Clément se trouvait assis face à lui, le regard baissé sur le café entre ses mains, il ne savait pas quoi dire, ça relevait du miracle qu'il se trouve devant lui, il pensait l'avoir perdu à jamais pourtant il était là, il pouvait le voir, le toucher...il était réel...Pourtant il ne voulait pas le laisser entendre sa voix, il s'était enfoui dans un mutisme qui rendait ce moment particulièrement malaisant pour Evan qui ne savait pas comment engager la conversation, il était partagé par une multitude de sentiments contradictoires. D'un côté il voulait faire scandale, lui exprimer à quel point il s'était senti abandonné et d'un autre il voulait s'assurer qu'il allait bien, qu'il n'était pas parti pour quelque chose de grave, que sa vie se déroulait sans accroc. Cela faisait dix minutes qu'ils ne se disaient rien. L'ambiance était trop pesante pour Evan qui sentait déjà son coeur accélérer de panique, il se résolut à tout reprendre en main et après une longue bataille intérieure, il laissa enfin des sons s'échapper de ses lèvres.
-Comment ça va pour toi et Béa ?
-Ah ? Euh...plutôt bien.
-Pourquoi tu...es revenu ici ?
-La ville me...manquait ?
-Ah ouais ?
-J'en sais rien j'avais juste besoin de revenir !Evan se mordit la lèvre inférieure et baissa son regard sur sa propre tasse, il fit mine de mélanger son sucre qui avait déjà fondu depuis longtemps, il ne savait pas pourquoi ça se passait comme cela. Le Clément dont il se souvenait le regardait dans les yeux, lui souriait et était assez taquin...C'est comme s'il avait disparu, qu'il avait changé ou que quelque chose l'avait changé. Il l'entendit soupirer pour la énième fois et alors qu'il allait lui proposer de s'en aller, son ami prit la parole.
-Evan...Je voulais pas te quitter comme ça mais j'y ai été obligé.
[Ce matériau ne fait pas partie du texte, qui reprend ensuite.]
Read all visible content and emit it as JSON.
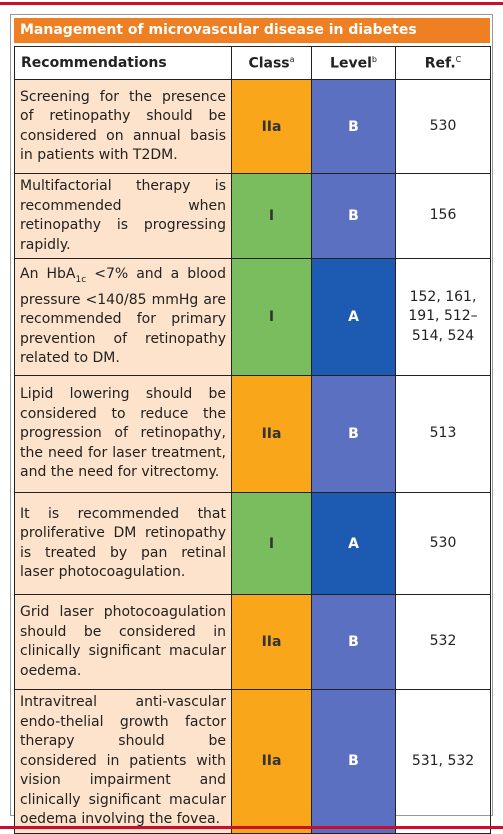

Je ne peux pas t'expliquer mais je veux que tu comprennes au moins ça, j'ai eu quelques soucis donc avec Béa on a déménagé et je n'ai pas eu le temps de te dire au revoir comme il fallait...Je suis sûrement un connard à tes yeux puisqu'on se connaissait depuis longtemps et que je ne t'ai même pas contacté mais je peux t'assurer que tu préfères cette situation et pas celle où on aurait garder contact.
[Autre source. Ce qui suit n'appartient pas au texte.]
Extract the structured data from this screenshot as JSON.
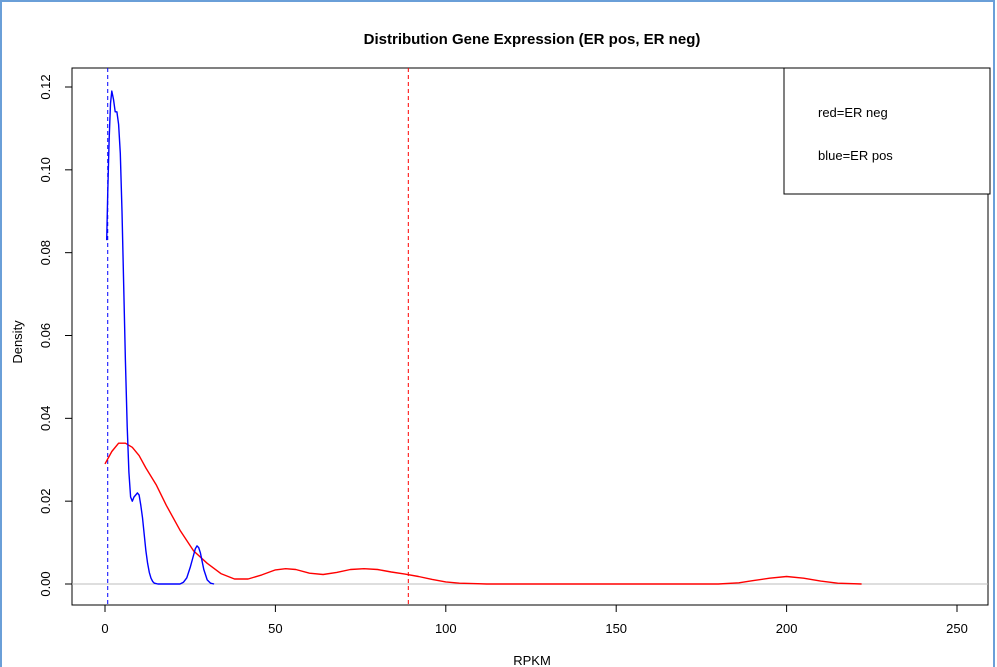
{
  "chart_data": {
    "type": "line",
    "title": "Distribution Gene Expression (ER pos, ER neg)",
    "xlabel": "RPKM",
    "ylabel": "Density",
    "xlim": [
      0,
      250
    ],
    "ylim": [
      0,
      0.12
    ],
    "x_ticks": [
      "0",
      "50",
      "100",
      "150",
      "200",
      "250"
    ],
    "y_ticks": [
      "0.00",
      "0.02",
      "0.04",
      "0.06",
      "0.08",
      "0.10",
      "0.12"
    ],
    "legend": {
      "placement": "top-right",
      "entries": [
        "red=ER neg",
        "blue=ER pos"
      ]
    },
    "baseline": 0,
    "series": [
      {
        "color": "#ff0000",
        "x": [
          0,
          2,
          4,
          6,
          8,
          10,
          12,
          15,
          18,
          22,
          26,
          30,
          34,
          38,
          42,
          46,
          50,
          53,
          56,
          60,
          64,
          68,
          72,
          76,
          80,
          84,
          88,
          92,
          96,
          100,
          104,
          108,
          112,
          120,
          140,
          160,
          180,
          186,
          190,
          195,
          200,
          205,
          210,
          215,
          222
        ],
        "y": [
          0.029,
          0.032,
          0.034,
          0.034,
          0.033,
          0.031,
          0.028,
          0.024,
          0.019,
          0.013,
          0.008,
          0.005,
          0.0025,
          0.0012,
          0.0012,
          0.0022,
          0.0034,
          0.0037,
          0.0035,
          0.0026,
          0.0023,
          0.0028,
          0.0035,
          0.0037,
          0.0035,
          0.0029,
          0.0024,
          0.0018,
          0.0011,
          0.0005,
          0.0002,
          0.0001,
          0,
          0,
          0,
          0,
          0,
          0.0003,
          0.0008,
          0.0014,
          0.0018,
          0.0014,
          0.0007,
          0.0002,
          0
        ]
      },
      {
        "color": "#0000ff",
        "x": [
          0.5,
          0.8,
          1.2,
          1.6,
          2.0,
          2.5,
          3.0,
          3.5,
          4.0,
          4.5,
          5.0,
          5.5,
          6.0,
          6.5,
          7.0,
          7.5,
          8.0,
          8.5,
          9.0,
          9.5,
          10.0,
          10.5,
          11.0,
          11.5,
          12.0,
          12.5,
          13.0,
          13.5,
          14.0,
          14.5,
          15.0,
          15.5,
          16.0,
          17.0,
          18.0,
          20.0,
          22.0,
          23.0,
          24.0,
          25.0,
          26.0,
          26.5,
          27.0,
          27.5,
          28.0,
          28.5,
          29.0,
          30.0,
          31.0,
          32.0
        ],
        "y": [
          0.083,
          0.094,
          0.107,
          0.116,
          0.119,
          0.117,
          0.114,
          0.114,
          0.111,
          0.104,
          0.09,
          0.072,
          0.054,
          0.038,
          0.027,
          0.021,
          0.02,
          0.021,
          0.0215,
          0.022,
          0.0215,
          0.019,
          0.016,
          0.012,
          0.008,
          0.005,
          0.0028,
          0.0014,
          0.0006,
          0.0002,
          0.0001,
          0,
          0,
          0,
          0,
          0,
          0,
          0.0004,
          0.0015,
          0.004,
          0.007,
          0.0085,
          0.0092,
          0.0088,
          0.0075,
          0.0055,
          0.0035,
          0.001,
          0.0002,
          0
        ]
      }
    ],
    "vlines": [
      {
        "x": 0.8,
        "color": "#0000ff",
        "style": "dashed"
      },
      {
        "x": 89,
        "color": "#ff0000",
        "style": "dashed"
      }
    ]
  }
}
Evan fronça les sourcils et releva la tête vers Clément, celui-ci avait aussi arrêter de regarder sa tasse, il se contentait de le fixer avec ce drôle d'air qu'il arborait depuis qu'ils s'étaient rejoints, un mélange de tristesse et de calme qui perturbait Evan.
-Je suis devenu policier entre temps.
-Ah oui ? Pourquoi tu n'es pas en uniforme ? s'étonna Clément
-J'étais en repos aujourd'hui, j'ai juste assisté à une réunion...
-Je ne me souvenais pas que tu voulais faire ça.
-Tu es parti pendant dix ans, c'est pas étonnant que tu ne saches pas ce que je voulais devenir.Clément se renfrogna mais ne se laissa pas abattre par les paroles de son ami, il poussa un soupir d'agacement.
-Je t'ai déjà dit que je t'ai pas quitté par plaisir.
-Hm...
-Bon Evan, on pourrait changer de sujet un peu ? Oui je suis partit mais c'est bon, on l'a compris.
-Bon, ok...Mais allons discuter ailleurs, il y a un bar pas loin, ça te dit ?
-Tu bois toi ?
-C'est un bon moyen de décompresser après le boulot, donc oui.
-Eh ben...Il a changé le petit Evan.
-Tais toi.La soirée était passée rapidement, ils avaient beaucoup bu, énormément discuté mais, le lendemain, tout restait atrocement flou dans la tête d'Evan. Tout ce qu'il savait, c'est qu'au final ça avait fini chez lui, que Clément dormait dans son lit, qu'il allait avoir mal à la tête durant toute sa journée de service et que ses retrouvailles avec son ami avaient étaient peu communes, bien loin de celles qu'ils s'étaient imaginées...mais ils préféraient celles-là à toutes les autres qui auraient pu arriver. Il sortit de sa chambre, faisant le moins de bruit possible pour ne pas réveiller son ami, il passa rapidement dans le salon pour y vérifier les notifications de son téléphone puis rejoignit la salle de bain où il prit sa douche. Evan s'était réveillé assez tard, il allait arriver en retard et ça le stressait au plus haut point, il détestait ne pas être à l'heure mais d'un autre côté, il se complaisait dans la raison qui lui avait volé ses heures de sommeil. En sortant de la pièce, il tomba nez à nez avec Clément qui traversait le couloir.